Background: Outcomes after bariatric surgery are tied to surgical volume; however, this relationship is not clearly established for each procedure.
Objectives: To evaluate the impact of surgeon/hospital volumes on morbidity after bariatric surgery and identify volume cutoffs.
Setting: Multi-centric population-level study, province of Quebec, Canada.

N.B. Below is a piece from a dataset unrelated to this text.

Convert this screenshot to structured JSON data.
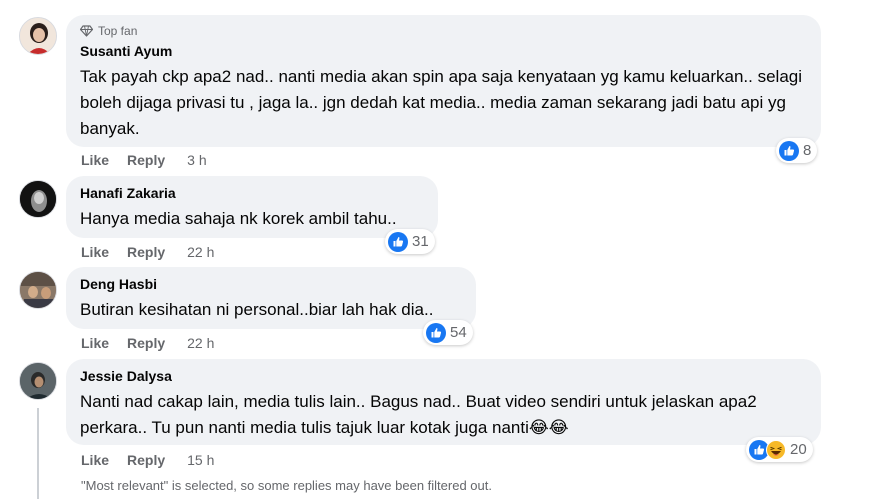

Methods: We studied a population-based cohort of all morbidly obese patients who underwent bariatric surgery in Quebec, Canada during 2006 to 2012. We evaluated only the most common procedures in North America, Roux-en-Y gastric bypass (RYGB) and sleeve gastrectomy (SG). Multilevel, cross-classified logistic regressions were used to test the effects of annual surgeon volume (SV) and hospital volume (HV) on a composite 90-day postoperative outcome. Receiver operator curve was used to identify volume thresholds.
Results: Overall, 821 patients had RYGB and 1802 underwent SG by 34 surgeons in 15 centers. For RYGB, 10-case increase in SV was associated with adjusted odds ratio of .82 (95% confidence interval: .71-.94). Similar increase in HV resulted in odds ratio of .86 (95% confidence interval: .77-.96). Annual SV threshold of 21 RYGBs and HV of 25 cases were identified (area under the curve = .60 and .61, respectively). For SV, being in the higher volume category translated into an absolute risk reduction of 12.5% for 90-day major morbidity. For SG, annual 10-case increase in SV and HV was not significantly associated with a decrease in 90-day postoperative morbidity.

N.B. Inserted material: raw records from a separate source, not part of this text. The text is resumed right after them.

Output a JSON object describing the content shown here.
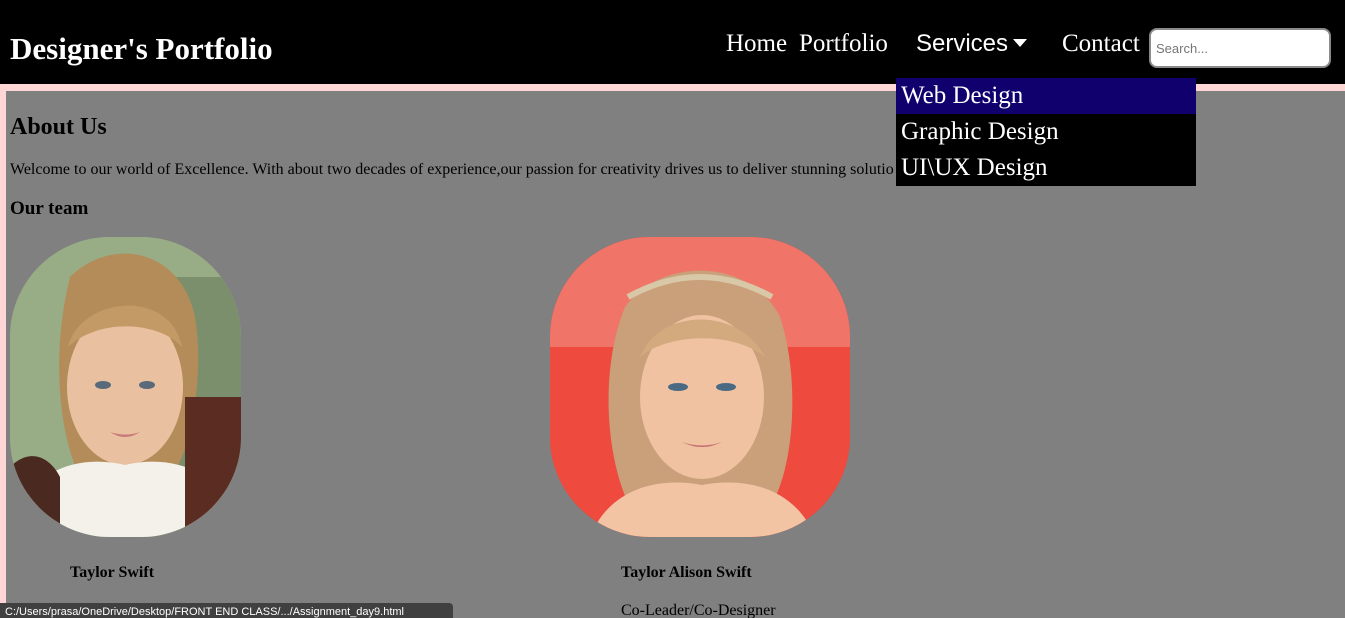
{
  "header": {
    "brand": "Designer's Portfolio",
    "nav": {
      "home": "Home",
      "portfolio": "Portfolio",
      "services": "Services",
      "contact": "Contact"
    },
    "search": {
      "placeholder": "Search...",
      "value": ""
    }
  },
  "services_dropdown": {
    "items": [
      "Web Design",
      "Graphic Design",
      "UI\\UX Design"
    ],
    "highlighted": "Web Design"
  },
  "about": {
    "title": "About Us",
    "text": "Welcome to our world of Excellence. With about two decades of experience,our passion for creativity drives us to deliver stunning solutio",
    "team_title": "Our team"
  },
  "team": [
    {
      "name": "Taylor Swift",
      "role": ""
    },
    {
      "name": "Taylor Alison Swift",
      "role": "Co-Leader/Co-Designer"
    }
  ],
  "status_bar": {
    "url": "C:/Users/prasa/OneDrive/Desktop/FRONT END CLASS/.../Assignment_day9.html"
  },
  "colors": {
    "navbar_bg": "#000000",
    "page_border": "#ffd6d6",
    "content_bg": "#808080",
    "dropdown_bg": "#000000",
    "dropdown_active": "#10006e",
    "text_light": "#ffffff"
  },
  "icons": {
    "services_caret": "caret-down-icon"
  }
}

Conclusion: SV and HV are significant independent predictors of 90-day major morbidity after RYGB. This study further supports establishing minimum surgical volume requirements for more complex anastomotic procedures like RYGB. However, the role of volume targets in SG remains unclear.
Keywords: Bariatric surgery; Gastric bypass; Hospital volume; Sleeve gastrectomy; Surgeon volume; Volume-outcome.